I have a total weakness for interesting and apt quotes, and I came across any number of them while working on today’s service.  One of them speaks to how one applies one’s nature to the choice of a job.  This is, believe it or not, from Oprah Winfrey, from an editorial in her O Magazine

 

I've come to believe that each of us has a personal calling that's as unique as a fingerprint - and that the best way to succeed is to discover what you love and then find a way to offer it to others in the form of service, working hard, and also allowing the energy of the universe to lead you.

Oprah Winfrey (1954 - ), O Magazine, September 2002

 

There’s that “calling” again.  We know that there are opportunities for public service outside of one’s work—in fact, they’re almost never-ending—but we spend such a huge chunk of our adult lives in the work world, being able to gain the benefits that service offers in our work day can be enriching to our whole lives.  So what are these benefits?

 

There are obvious benefits to the people around you.  My buddy Katie, also a librarian, half-jokingly simplified why she thought public service was valuable with this equation:  Good public service = positive transactions = happier people = world peace.  Perhaps over-simplified, though I suppose there are good arguments for happier people at large making for a happier world. 

 

There are also benefits to the person offering the service.  Another friend of mine from college, now in medical school, pointed out to me some recent studies showing the correlation between stopping depression and doing public works of service.  It appears that people recover from depression faster who are involved in public service.  I would also point out that depression can include increasing feelings of isolation—so reaching out to find connections with a larger world can be therapeutic.

 

So why do we do it? I find that ultimately I can only speak from my own perspective, and that of my profession.  My medical librarian friend once said:

 

I have found that in order to feel fulfilled I need to have a job that contributes something to society.
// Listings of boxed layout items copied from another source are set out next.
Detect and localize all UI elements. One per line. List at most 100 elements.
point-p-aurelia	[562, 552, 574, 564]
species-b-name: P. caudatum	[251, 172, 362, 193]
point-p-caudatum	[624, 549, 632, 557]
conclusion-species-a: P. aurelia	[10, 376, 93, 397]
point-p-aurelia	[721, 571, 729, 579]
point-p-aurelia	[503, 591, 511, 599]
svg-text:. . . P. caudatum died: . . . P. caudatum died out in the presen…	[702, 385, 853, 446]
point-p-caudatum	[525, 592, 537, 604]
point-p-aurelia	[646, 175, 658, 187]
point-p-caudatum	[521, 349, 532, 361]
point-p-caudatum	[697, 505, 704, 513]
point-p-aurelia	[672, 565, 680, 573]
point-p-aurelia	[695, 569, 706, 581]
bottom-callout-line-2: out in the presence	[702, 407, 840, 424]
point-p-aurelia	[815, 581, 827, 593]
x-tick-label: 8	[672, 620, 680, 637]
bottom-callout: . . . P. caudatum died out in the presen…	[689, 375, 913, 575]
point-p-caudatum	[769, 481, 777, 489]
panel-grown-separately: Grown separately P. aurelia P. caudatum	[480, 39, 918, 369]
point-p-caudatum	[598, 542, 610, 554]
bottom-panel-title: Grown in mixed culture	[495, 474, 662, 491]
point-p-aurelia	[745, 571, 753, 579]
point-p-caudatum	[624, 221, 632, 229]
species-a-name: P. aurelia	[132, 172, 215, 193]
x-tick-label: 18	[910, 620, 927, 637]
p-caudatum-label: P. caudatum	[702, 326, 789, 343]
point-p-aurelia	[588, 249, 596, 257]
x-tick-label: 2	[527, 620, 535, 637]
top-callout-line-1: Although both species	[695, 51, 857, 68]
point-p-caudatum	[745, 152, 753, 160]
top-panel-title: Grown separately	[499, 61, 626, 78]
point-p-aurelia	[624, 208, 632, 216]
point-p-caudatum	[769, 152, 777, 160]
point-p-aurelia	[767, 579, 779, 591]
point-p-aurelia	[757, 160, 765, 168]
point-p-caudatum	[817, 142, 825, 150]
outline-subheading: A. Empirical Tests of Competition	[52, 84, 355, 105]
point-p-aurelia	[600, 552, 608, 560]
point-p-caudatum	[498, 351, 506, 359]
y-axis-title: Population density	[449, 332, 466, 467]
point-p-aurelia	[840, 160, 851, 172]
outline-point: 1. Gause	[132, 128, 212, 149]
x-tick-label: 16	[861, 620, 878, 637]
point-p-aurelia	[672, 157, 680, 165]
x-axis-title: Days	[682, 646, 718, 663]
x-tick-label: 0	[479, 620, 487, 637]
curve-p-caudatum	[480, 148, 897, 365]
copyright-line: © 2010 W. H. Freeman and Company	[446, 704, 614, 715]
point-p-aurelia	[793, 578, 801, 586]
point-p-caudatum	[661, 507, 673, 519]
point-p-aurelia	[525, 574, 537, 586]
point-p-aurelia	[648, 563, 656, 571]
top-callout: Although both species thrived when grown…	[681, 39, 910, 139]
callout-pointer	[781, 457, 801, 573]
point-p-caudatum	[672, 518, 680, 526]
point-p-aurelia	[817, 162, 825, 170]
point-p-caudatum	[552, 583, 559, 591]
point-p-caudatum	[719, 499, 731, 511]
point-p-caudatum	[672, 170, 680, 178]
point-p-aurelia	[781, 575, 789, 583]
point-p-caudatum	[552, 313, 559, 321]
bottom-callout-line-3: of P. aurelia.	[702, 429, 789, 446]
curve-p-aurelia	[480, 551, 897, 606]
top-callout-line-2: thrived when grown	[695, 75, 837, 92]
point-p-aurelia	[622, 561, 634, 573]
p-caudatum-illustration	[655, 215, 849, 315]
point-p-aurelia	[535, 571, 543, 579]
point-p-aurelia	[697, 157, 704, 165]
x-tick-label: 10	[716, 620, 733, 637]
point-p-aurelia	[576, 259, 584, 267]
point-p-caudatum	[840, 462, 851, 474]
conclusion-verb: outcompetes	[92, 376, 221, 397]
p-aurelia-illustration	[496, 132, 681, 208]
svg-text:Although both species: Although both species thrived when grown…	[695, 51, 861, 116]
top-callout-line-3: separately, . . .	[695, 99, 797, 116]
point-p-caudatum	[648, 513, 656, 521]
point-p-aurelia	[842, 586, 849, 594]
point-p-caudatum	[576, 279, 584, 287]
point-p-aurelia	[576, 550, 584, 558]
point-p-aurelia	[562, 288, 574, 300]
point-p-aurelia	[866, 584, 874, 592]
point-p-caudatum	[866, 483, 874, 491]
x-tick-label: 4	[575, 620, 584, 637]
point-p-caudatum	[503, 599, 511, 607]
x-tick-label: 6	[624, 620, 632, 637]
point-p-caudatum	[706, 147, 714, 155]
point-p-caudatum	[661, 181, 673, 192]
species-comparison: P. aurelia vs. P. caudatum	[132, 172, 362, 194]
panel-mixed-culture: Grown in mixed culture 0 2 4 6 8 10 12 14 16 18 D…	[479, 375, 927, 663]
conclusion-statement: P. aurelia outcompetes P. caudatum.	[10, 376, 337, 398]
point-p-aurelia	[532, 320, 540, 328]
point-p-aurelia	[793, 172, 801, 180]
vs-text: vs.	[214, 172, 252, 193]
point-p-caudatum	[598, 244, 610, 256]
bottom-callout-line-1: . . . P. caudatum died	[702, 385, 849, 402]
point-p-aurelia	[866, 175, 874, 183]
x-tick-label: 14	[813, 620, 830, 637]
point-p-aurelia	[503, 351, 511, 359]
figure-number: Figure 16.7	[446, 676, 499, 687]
It might have its bad days - what job doesn't - but on the whole it's the giving that makes the whole thing worthwhile.

 

I heard that more than once from colleagues and friends from many professions who responded to my queries—that their lives were given more meaning by doing work that they thought helped the larger public.  My friend Tracey says she literally couldn’t live without connecting to people on a regular basis.  I think that need is a reasonable argument for my Public Service Gene theory. 

 

Is it a neurotic compulsion, a bad case of “the helps” or, as I would argue, a genetic inevitability—whatever the reason, we go out there and do what we can to help, and are lucky to do it as our daily work.

 

So the question comes to this:  Are you like me?  Are you like my colleagues?  Do you find yourself in the middle of the grocery store, playing tour guide to the uninitiated?

 

Do you find yourself doing this at your workplace?  If you do, you are lucky, and important.  You might want to check your forehead for tattoos!

 

“Ask me, I like to help!”

 

Thank you.

 

 

 

(Please join me in singing my favorite Hymn #159 – This is My Song)

 

Closing Words:

 

And finally, from Ralph Waldo Emerson:

 

It is one of the most beautiful compensations of life, that no man can sincerely try to help another without helping himself.